Depending on what area of Houston you live, the home and land prices have traditionally increased by 3% – 6% annually. Based upon a modest home value in metro Houston of $700,000 over a period of 5 years would represent $175,000 in value appreciation at 5%. If you use the average value of $1,300,000 for higher end neighborhoods over the same period at 5% annually, the appreciation would be $325,000 in a 5 year period. In both these cases over a short period of time, the value appreciation by itself would more the pay for your addition or major renovation to your existing home.

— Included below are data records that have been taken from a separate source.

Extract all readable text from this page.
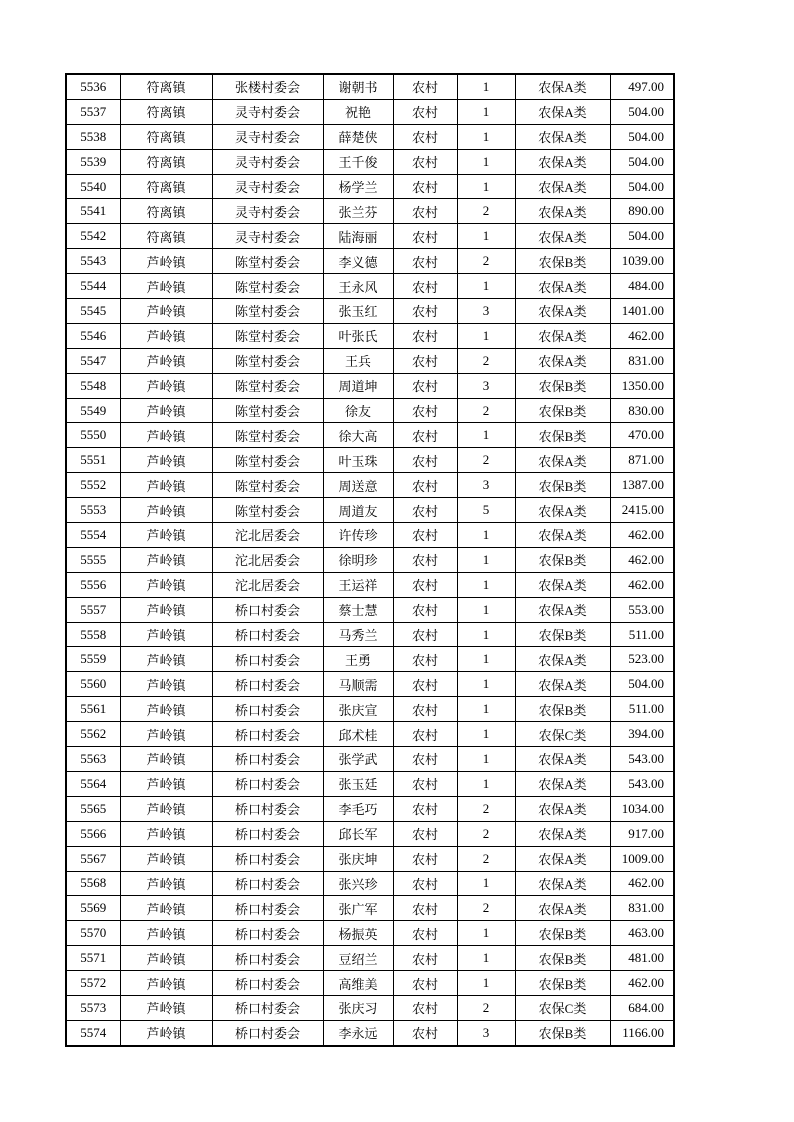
5536	符离镇	张楼村委会	谢朝书	农村	1	农保A类	497.00
5537	符离镇	灵寺村委会	祝艳	农村	1	农保A类	504.00
5538	符离镇	灵寺村委会	薛楚侠	农村	1	农保A类	504.00
5539	符离镇	灵寺村委会	王千俊	农村	1	农保A类	504.00
5540	符离镇	灵寺村委会	杨学兰	农村	1	农保A类	504.00
5541	符离镇	灵寺村委会	张兰芬	农村	2	农保A类	890.00
5542	符离镇	灵寺村委会	陆海丽	农村	1	农保A类	504.00
5543	芦岭镇	陈堂村委会	李义德	农村	2	农保B类	1039.00
5544	芦岭镇	陈堂村委会	王永风	农村	1	农保A类	484.00
5545	芦岭镇	陈堂村委会	张玉红	农村	3	农保A类	1401.00
5546	芦岭镇	陈堂村委会	叶张氏	农村	1	农保A类	462.00
5547	芦岭镇	陈堂村委会	王兵	农村	2	农保A类	831.00
5548	芦岭镇	陈堂村委会	周道坤	农村	3	农保B类	1350.00
5549	芦岭镇	陈堂村委会	徐友	农村	2	农保B类	830.00
5550	芦岭镇	陈堂村委会	徐大高	农村	1	农保B类	470.00
5551	芦岭镇	陈堂村委会	叶玉珠	农村	2	农保A类	871.00
5552	芦岭镇	陈堂村委会	周送意	农村	3	农保B类	1387.00
5553	芦岭镇	陈堂村委会	周道友	农村	5	农保A类	2415.00
5554	芦岭镇	沱北居委会	许传珍	农村	1	农保A类	462.00
5555	芦岭镇	沱北居委会	徐明珍	农村	1	农保B类	462.00
5556	芦岭镇	沱北居委会	王运祥	农村	1	农保A类	462.00
5557	芦岭镇	桥口村委会	蔡士慧	农村	1	农保A类	553.00
5558	芦岭镇	桥口村委会	马秀兰	农村	1	农保B类	511.00
5559	芦岭镇	桥口村委会	王勇	农村	1	农保A类	523.00
5560	芦岭镇	桥口村委会	马顺需	农村	1	农保A类	504.00
5561	芦岭镇	桥口村委会	张庆宣	农村	1	农保B类	511.00
5562	芦岭镇	桥口村委会	邱术桂	农村	1	农保C类	394.00
5563	芦岭镇	桥口村委会	张学武	农村	1	农保A类	543.00
5564	芦岭镇	桥口村委会	张玉廷	农村	1	农保A类	543.00
5565	芦岭镇	桥口村委会	李毛巧	农村	2	农保A类	1034.00
5566	芦岭镇	桥口村委会	邱长军	农村	2	农保A类	917.00
5567	芦岭镇	桥口村委会	张庆坤	农村	2	农保A类	1009.00
5568	芦岭镇	桥口村委会	张兴珍	农村	1	农保A类	462.00
5569	芦岭镇	桥口村委会	张广军	农村	2	农保A类	831.00
5570	芦岭镇	桥口村委会	杨振英	农村	1	农保B类	463.00
5571	芦岭镇	桥口村委会	豆绍兰	农村	1	农保B类	481.00
5572	芦岭镇	桥口村委会	高维美	农村	1	农保B类	462.00
5573	芦岭镇	桥口村委会	张庆习	农村	2	农保C类	684.00
5574	芦岭镇	桥口村委会	李永远	农村	3	农保B类	1166.00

Another important often overlooked matter in a sell / buy scenario is the actual cost associated with transaction cost. The transaction cost is represented by sales commissions on your sold property, your closing cost on both sides of the transaction and your moving cost. Let’s look at both of our previous scenarios (commissions 6%, closing cost 1.5%, moving cost .5%). In the case of the $700,000 sell/buy scenario, your total transaction cost would likely be approximately $56,000. Total potential value transfer loss of $231,000 = ($56,000 + $175,000). In the case of the $1,300,000 sell/buy scenario, your total would represent approximately $104,000. A total potential value transfer loss of $429,000 = ($104,000 + 325,000). It is worth mentioning that these cost do not take in consideration the expenses associated with making any personal improvements to the new home you might purchase.
One final benefit worth your attention if you are approaching the senior age group. For those homeowners whose home represents their homestead in Houston and are over the age of 65, they will receive additional benefits in favorable property tax treatment. There are additional tax benefits from the cap on your homes taxable value and additional homestead exemptions that seniors benefit from. This gets even better when you consider you can also increase the value of your existing home’s square footage while enjoying the valuation cap after improvement cost adjustments.
So as presented, you should give a home addition and/or a major renovation some serious consideration as a viable option to seeking an alternative home when life’s home cycles present you with some challenges.